Hans Kelsen setzte sich zeit seines Lebens für politische Bildung ein und veranstaltete selbst Kurse.
An sechs Abenden, Woche für Woche, kamen 1910 gezählte 52 wissbegierige Wiener zusammen, um einen jungen Rechtsgelehrten namens Hans Kelsen vortragen zu hören. Sein Thema: „Allgemeine Staatslehre“. Der Ort: Ein Volksheim in Ottakring. Bis zu seiner Emigration blieb Kelsen den Volksbildungseinrichtungen als Vortragender treu. Für ihn als jungen Wissenschaftler trugen die Vorträge und Kurse bei zu seinem finanziellen Auskommen. Als er bereits arriviert war und es nicht mehr nötig hatte, hier aufzutreten, machte er es dennoch: Die Vortragstätigkeit bot ihm die Möglichkeit, an seinem Ideal der Demokratisierung von Wissen mitzuarbeiten.

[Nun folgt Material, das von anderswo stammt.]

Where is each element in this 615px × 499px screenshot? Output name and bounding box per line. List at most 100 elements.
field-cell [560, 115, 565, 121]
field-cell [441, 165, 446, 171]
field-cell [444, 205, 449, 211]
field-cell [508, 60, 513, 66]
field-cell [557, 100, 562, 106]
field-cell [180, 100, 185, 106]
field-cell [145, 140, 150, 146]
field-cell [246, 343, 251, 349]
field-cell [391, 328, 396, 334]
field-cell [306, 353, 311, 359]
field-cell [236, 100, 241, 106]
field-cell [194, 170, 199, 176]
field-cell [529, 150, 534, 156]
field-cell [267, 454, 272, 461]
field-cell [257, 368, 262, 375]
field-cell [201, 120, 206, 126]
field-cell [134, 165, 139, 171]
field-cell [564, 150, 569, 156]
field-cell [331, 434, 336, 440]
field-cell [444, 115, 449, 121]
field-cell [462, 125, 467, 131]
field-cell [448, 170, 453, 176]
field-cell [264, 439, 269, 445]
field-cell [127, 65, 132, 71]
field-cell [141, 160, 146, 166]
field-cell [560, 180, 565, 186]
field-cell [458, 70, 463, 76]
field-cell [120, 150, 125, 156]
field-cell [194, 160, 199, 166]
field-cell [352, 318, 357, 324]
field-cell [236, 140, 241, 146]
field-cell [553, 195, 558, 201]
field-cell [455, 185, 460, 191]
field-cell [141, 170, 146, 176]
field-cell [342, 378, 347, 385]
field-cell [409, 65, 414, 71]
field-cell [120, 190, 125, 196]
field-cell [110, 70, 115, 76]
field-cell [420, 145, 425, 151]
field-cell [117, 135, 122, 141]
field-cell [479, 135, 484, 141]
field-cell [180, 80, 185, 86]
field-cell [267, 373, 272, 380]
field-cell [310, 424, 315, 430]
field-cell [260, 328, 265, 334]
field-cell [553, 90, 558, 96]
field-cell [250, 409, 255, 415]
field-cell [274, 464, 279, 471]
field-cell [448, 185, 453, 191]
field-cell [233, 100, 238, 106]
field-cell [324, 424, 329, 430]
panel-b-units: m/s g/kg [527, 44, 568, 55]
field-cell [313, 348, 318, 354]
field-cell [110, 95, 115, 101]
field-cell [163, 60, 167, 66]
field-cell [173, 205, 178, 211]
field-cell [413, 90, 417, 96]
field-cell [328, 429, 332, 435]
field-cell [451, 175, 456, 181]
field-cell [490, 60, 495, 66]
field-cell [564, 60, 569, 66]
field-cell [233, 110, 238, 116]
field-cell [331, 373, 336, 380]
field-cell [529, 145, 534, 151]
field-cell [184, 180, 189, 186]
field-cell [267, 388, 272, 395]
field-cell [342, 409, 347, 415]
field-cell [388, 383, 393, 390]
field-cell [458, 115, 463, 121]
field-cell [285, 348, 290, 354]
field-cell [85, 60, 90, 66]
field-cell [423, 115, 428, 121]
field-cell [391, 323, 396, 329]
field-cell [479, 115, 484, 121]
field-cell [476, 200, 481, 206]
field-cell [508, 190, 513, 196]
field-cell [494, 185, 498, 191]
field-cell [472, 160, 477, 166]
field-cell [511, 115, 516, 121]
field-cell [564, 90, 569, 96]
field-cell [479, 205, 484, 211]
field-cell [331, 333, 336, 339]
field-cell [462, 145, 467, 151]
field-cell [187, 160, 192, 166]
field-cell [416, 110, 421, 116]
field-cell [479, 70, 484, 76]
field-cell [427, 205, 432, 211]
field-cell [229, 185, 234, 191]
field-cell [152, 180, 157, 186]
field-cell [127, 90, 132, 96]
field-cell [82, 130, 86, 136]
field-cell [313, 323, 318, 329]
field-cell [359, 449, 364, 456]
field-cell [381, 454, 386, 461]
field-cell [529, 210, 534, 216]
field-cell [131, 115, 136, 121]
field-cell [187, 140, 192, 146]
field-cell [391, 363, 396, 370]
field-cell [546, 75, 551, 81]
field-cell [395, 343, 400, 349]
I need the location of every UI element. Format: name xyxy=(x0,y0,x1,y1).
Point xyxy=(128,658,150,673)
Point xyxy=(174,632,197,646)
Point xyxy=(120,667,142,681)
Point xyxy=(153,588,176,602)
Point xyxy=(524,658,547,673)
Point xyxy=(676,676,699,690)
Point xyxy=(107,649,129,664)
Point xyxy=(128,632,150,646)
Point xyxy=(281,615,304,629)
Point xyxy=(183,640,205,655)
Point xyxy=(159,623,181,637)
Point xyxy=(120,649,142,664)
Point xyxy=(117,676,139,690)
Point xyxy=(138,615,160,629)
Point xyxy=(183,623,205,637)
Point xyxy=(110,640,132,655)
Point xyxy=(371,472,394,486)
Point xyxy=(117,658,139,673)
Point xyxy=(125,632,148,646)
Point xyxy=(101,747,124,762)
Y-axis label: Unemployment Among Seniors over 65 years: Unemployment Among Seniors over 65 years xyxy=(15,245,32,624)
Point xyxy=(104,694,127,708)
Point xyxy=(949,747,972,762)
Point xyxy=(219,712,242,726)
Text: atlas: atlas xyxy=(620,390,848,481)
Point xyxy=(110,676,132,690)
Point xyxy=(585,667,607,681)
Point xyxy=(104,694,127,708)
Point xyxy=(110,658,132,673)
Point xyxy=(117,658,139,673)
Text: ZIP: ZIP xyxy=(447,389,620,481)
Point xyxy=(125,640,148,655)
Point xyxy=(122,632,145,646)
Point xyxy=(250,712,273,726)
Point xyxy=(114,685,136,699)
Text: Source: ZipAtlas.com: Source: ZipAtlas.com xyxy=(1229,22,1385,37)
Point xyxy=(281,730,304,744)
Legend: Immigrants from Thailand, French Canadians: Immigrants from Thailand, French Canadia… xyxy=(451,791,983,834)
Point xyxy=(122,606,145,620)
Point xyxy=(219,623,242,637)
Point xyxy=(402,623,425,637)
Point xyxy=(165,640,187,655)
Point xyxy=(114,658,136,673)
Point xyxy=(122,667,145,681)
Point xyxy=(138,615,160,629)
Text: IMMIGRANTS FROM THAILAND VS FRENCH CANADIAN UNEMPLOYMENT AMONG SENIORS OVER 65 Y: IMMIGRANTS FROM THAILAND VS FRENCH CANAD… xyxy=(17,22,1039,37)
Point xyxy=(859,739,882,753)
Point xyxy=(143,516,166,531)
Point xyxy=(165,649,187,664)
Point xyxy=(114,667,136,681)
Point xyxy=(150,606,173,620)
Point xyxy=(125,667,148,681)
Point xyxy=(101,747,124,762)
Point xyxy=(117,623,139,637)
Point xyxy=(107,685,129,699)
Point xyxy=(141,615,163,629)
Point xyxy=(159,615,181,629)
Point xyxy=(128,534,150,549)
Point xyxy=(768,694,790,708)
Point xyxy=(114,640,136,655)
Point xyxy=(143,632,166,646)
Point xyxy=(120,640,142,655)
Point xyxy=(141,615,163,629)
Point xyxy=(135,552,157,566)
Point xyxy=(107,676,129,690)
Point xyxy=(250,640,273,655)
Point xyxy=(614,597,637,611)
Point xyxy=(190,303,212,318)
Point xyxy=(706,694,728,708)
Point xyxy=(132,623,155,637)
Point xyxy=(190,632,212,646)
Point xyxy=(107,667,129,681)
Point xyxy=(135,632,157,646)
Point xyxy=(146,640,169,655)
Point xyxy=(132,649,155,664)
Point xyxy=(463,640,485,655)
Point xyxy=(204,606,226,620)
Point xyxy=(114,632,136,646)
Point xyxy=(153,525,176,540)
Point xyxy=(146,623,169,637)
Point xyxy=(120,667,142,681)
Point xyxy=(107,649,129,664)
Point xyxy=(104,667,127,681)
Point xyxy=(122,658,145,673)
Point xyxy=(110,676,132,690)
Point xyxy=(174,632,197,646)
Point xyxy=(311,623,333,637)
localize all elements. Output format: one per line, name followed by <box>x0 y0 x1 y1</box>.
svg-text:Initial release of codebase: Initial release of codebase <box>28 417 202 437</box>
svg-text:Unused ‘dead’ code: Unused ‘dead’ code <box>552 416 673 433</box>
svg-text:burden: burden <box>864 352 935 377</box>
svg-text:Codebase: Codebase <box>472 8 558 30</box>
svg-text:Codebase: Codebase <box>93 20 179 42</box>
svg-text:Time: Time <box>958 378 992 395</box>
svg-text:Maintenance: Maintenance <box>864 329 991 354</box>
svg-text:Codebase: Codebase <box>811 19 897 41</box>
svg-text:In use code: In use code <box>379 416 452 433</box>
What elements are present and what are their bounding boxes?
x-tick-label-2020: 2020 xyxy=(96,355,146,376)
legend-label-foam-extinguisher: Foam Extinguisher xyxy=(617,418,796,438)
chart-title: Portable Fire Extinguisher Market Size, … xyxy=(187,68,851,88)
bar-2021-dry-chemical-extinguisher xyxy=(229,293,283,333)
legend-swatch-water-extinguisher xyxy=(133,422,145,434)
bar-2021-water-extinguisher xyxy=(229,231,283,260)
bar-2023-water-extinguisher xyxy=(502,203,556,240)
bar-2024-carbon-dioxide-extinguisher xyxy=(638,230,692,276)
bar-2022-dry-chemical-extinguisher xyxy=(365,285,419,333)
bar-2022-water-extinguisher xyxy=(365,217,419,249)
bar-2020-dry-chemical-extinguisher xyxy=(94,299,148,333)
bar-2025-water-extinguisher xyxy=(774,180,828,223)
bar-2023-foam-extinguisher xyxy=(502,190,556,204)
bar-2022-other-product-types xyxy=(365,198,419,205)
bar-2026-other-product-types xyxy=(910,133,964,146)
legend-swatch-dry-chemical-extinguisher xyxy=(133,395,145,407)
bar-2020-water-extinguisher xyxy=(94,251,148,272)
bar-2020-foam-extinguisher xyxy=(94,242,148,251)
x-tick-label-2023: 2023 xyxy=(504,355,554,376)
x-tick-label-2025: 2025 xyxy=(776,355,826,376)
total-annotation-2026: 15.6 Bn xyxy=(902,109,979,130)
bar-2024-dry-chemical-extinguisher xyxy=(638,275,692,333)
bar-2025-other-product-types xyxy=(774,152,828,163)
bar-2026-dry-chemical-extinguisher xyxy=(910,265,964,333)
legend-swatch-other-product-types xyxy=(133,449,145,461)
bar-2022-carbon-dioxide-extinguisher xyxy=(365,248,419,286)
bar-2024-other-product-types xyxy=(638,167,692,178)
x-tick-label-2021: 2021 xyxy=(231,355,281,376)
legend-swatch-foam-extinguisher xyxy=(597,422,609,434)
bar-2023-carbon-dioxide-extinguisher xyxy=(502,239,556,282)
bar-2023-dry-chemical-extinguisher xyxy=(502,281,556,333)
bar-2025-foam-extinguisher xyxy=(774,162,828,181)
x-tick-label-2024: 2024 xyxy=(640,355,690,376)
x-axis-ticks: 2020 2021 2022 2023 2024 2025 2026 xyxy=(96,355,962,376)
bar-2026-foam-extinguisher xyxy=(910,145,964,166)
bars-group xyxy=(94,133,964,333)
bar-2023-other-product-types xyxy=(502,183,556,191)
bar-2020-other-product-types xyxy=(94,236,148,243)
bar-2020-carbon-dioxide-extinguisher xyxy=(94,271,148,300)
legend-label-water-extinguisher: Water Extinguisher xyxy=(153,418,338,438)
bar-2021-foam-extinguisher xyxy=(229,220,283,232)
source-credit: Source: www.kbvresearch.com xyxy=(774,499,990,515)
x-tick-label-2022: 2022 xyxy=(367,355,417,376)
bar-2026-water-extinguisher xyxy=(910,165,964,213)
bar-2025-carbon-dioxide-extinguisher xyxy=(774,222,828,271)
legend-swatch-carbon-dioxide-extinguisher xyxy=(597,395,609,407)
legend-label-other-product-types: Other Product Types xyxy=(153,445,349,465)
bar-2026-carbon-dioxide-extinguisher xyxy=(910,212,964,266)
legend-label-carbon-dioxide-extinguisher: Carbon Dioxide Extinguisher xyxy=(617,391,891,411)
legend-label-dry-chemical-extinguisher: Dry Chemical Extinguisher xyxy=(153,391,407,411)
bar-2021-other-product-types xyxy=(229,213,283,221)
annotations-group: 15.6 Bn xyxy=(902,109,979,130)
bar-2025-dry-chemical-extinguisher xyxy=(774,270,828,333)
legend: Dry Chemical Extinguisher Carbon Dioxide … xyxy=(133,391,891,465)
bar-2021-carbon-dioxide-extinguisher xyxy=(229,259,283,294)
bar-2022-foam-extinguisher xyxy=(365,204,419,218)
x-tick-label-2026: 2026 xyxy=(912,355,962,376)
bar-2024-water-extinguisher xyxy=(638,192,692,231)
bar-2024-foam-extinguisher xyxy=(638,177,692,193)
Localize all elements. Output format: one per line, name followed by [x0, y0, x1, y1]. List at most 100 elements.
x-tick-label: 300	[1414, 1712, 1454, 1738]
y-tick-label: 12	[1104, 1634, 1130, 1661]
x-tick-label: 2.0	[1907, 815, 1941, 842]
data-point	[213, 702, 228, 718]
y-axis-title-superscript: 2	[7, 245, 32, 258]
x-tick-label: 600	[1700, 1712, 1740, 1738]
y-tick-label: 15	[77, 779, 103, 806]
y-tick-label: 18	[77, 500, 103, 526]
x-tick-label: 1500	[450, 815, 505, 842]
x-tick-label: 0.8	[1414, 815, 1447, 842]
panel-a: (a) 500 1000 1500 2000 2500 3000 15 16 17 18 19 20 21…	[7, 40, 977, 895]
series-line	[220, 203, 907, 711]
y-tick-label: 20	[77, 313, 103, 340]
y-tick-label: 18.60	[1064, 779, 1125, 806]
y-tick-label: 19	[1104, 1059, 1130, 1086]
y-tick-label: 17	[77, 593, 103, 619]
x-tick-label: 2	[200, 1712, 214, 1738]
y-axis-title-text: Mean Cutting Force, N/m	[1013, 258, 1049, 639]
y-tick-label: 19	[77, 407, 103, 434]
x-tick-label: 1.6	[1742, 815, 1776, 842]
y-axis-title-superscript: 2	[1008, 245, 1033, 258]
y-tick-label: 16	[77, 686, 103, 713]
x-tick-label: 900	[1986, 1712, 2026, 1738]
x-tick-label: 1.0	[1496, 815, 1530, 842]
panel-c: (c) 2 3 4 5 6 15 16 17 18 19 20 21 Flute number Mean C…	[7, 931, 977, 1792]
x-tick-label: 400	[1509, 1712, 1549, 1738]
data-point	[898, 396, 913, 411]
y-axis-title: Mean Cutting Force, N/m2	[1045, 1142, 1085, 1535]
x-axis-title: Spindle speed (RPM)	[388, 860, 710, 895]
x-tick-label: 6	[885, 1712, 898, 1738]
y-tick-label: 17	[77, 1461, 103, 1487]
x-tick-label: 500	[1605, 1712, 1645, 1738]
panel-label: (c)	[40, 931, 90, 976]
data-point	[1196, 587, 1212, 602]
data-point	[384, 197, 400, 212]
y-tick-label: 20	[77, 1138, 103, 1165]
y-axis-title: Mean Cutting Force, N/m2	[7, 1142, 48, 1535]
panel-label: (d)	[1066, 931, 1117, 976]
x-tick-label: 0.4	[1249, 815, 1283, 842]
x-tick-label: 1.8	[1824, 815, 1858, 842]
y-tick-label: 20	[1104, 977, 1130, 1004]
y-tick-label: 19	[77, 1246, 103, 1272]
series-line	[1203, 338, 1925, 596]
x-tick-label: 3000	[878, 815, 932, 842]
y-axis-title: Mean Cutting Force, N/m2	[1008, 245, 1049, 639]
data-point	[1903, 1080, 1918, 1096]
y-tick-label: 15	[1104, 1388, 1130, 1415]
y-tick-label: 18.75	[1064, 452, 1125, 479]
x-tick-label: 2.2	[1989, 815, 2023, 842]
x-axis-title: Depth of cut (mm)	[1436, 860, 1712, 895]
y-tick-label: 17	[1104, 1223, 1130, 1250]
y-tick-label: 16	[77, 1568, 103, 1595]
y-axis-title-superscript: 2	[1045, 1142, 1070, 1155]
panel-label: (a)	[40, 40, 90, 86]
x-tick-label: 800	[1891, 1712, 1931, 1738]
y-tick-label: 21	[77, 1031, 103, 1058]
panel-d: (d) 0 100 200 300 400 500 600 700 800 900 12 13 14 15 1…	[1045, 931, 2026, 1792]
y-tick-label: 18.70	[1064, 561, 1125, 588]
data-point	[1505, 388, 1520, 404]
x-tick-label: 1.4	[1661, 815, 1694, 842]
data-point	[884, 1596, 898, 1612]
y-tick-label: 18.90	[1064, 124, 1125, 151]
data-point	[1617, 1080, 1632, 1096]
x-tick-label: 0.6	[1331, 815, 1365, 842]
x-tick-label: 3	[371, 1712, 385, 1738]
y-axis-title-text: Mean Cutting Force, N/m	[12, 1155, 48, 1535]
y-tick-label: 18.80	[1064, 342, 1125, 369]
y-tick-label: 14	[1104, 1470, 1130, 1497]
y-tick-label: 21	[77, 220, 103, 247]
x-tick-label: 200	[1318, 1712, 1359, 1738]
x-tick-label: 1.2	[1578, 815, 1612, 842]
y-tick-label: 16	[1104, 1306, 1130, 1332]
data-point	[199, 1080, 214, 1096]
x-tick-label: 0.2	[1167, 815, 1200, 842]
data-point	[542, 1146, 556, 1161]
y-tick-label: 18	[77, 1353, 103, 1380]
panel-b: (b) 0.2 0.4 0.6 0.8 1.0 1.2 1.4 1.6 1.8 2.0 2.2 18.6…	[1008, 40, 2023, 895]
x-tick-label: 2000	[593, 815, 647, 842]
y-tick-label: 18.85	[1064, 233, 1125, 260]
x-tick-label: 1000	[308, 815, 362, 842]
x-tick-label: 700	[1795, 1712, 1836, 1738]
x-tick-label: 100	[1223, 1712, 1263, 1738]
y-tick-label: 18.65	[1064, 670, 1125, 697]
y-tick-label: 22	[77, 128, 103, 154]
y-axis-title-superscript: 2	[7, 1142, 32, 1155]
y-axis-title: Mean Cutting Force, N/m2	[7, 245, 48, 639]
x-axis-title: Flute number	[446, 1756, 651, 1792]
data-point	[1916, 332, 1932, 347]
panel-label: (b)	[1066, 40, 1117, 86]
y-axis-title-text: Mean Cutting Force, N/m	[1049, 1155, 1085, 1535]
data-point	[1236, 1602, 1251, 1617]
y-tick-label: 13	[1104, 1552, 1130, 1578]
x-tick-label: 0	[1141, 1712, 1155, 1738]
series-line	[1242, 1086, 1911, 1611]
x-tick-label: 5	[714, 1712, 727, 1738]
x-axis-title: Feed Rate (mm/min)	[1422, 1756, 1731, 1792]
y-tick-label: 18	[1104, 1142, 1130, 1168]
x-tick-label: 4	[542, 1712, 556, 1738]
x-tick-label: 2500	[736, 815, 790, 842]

Das war damals das Ideal vieler: Es war nicht nur das legendäre Bildungsprogramm des Roten Wien, das dahinter stand, der Großteil der Spenden kam von Bankiers und Industriellen, die erkannten, dass der weitere wirtschaftliche Fortschritt in hohem Maße von der Heranbildung einer qualifizierten Arbeiterschaft abhing und die sich deshalb an der Entfaltung einer Volksbildungsbewegung, die sich speziell an Arbeiter richtete, interessiert zeigten.